Cameryn Batiste, Paris Watkins, and Talisha Daniels, are fourth-year students at Xavier University, they said dating at an HBCU has some big differences when compared to dating at a PWI.

Batiste said having a wider dating pool of black people is good, especially if you are another Black person who wants to date black people. She said their school being in the south does help expose everyone to Black culture more.

Watkins said, in her opinion there is more of a social beauty standard than a beauty standard.

“Fashion wise, you got to dress a certain type of way. Like, if you don’t, if you’re the artsy fartsy or the thriftin chic or if you just wear a regular everyday clothes, you’re probably not gonna get anyone. People are attracted to those who know how to dress,” she said.

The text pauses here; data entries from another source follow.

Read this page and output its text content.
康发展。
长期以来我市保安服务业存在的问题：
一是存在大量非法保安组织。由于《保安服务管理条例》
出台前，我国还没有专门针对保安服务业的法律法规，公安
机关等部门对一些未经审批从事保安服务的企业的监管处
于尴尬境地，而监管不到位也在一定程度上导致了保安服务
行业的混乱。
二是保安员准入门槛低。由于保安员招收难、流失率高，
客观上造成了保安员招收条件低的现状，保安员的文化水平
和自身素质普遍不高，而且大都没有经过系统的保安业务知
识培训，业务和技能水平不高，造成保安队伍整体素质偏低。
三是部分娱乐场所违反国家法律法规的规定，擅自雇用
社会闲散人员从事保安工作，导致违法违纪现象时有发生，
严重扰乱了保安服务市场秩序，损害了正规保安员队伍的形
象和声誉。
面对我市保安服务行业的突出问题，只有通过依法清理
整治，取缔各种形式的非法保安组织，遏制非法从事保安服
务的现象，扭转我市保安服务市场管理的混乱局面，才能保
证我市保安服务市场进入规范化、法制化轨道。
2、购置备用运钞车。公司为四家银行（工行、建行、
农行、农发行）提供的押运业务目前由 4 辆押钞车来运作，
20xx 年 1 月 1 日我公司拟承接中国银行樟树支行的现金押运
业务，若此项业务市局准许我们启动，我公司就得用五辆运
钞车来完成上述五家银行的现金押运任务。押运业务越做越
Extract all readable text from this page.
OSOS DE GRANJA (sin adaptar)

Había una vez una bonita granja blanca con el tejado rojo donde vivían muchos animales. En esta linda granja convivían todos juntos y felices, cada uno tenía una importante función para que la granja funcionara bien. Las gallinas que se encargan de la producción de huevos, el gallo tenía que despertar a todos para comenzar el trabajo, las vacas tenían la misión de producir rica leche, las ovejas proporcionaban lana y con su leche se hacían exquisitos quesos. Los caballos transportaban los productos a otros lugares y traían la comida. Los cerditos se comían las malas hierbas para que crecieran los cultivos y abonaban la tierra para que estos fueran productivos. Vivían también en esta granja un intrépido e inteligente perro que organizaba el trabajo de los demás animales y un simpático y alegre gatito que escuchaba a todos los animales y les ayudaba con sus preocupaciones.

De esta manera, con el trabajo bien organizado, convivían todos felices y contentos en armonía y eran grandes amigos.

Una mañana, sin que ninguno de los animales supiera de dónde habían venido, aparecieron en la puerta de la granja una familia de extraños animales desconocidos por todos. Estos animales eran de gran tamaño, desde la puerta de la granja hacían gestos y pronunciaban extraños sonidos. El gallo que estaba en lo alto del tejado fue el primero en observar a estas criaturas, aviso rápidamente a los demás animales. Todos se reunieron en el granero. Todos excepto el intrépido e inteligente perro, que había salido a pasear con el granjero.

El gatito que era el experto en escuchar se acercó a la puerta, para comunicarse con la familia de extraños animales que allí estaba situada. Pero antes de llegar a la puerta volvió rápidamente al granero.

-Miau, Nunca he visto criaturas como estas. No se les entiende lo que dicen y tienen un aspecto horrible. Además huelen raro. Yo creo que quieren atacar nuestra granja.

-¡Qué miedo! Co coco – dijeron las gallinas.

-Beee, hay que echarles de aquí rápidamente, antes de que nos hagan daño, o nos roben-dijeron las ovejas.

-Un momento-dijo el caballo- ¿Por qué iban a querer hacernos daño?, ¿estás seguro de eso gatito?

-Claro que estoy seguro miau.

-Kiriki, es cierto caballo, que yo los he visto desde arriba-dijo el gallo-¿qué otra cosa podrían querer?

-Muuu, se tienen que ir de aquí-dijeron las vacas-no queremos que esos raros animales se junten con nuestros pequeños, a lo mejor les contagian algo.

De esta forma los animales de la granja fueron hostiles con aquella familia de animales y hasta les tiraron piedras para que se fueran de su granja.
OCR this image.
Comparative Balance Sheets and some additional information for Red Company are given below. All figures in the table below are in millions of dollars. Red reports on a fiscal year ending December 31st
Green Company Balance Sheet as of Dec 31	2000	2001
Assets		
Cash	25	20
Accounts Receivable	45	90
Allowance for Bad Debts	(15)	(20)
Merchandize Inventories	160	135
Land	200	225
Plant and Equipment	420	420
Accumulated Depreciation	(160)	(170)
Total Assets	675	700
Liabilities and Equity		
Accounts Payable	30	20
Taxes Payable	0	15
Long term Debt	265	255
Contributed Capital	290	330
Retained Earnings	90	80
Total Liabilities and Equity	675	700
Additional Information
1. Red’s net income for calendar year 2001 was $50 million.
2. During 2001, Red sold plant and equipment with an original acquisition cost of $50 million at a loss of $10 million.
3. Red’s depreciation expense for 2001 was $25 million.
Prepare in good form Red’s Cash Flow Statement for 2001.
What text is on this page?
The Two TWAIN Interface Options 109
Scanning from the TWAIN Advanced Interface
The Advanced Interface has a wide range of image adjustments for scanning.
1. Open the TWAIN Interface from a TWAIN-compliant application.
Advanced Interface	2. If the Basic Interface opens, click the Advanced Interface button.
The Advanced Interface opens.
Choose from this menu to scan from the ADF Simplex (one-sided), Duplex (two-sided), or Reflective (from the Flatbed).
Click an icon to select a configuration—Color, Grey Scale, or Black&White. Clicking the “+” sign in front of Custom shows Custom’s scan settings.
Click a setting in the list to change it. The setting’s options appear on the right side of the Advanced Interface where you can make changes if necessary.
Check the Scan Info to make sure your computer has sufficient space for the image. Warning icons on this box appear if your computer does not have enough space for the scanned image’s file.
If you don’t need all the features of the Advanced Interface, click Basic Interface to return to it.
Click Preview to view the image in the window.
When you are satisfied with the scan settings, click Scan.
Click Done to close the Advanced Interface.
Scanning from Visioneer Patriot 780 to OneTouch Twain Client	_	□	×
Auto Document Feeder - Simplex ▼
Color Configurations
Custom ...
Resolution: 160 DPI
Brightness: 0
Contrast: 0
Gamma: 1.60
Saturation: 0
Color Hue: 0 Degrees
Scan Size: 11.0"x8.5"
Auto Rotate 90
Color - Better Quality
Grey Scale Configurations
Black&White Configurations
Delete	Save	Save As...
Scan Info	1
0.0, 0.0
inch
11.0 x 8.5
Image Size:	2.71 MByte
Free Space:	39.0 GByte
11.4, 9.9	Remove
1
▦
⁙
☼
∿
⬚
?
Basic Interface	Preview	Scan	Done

Daniels said, just being at an HBCU is an amazing experience in and of itself, because you are around people who understand you and who relate to you.

Sydney Jones, a second-year student at Tennessee State, said when she attended Lawrence Tech University in Michigan, due to it being a small PWI and a mostly male STEM school, she felt out of place.

“There is a saying that, like the majority of the Black women that I’ve met at the PWI, it was, like, ‘am I ugly or do I attend a PWI?’ Because dating was pretty much, I wouldn’t say nonexistent because there were a few of us that did or were in relationships, but it was very scarce, I guess you would say,” Jones said.

She said when Black women end up going to PWIs, not being around that many black people, and Black men who grew up in that area being used to dating White women, it severely limits Black women’s options when it comes to dating.

“To the Black young women and men on campus, don’t let people with an ignorant mindset discourage you from what you truly want. I say ‘stay focused on yourself for the time being, but [as] always, if you know what you want, go for it. Don’t let people discourage you from that," Alexander said.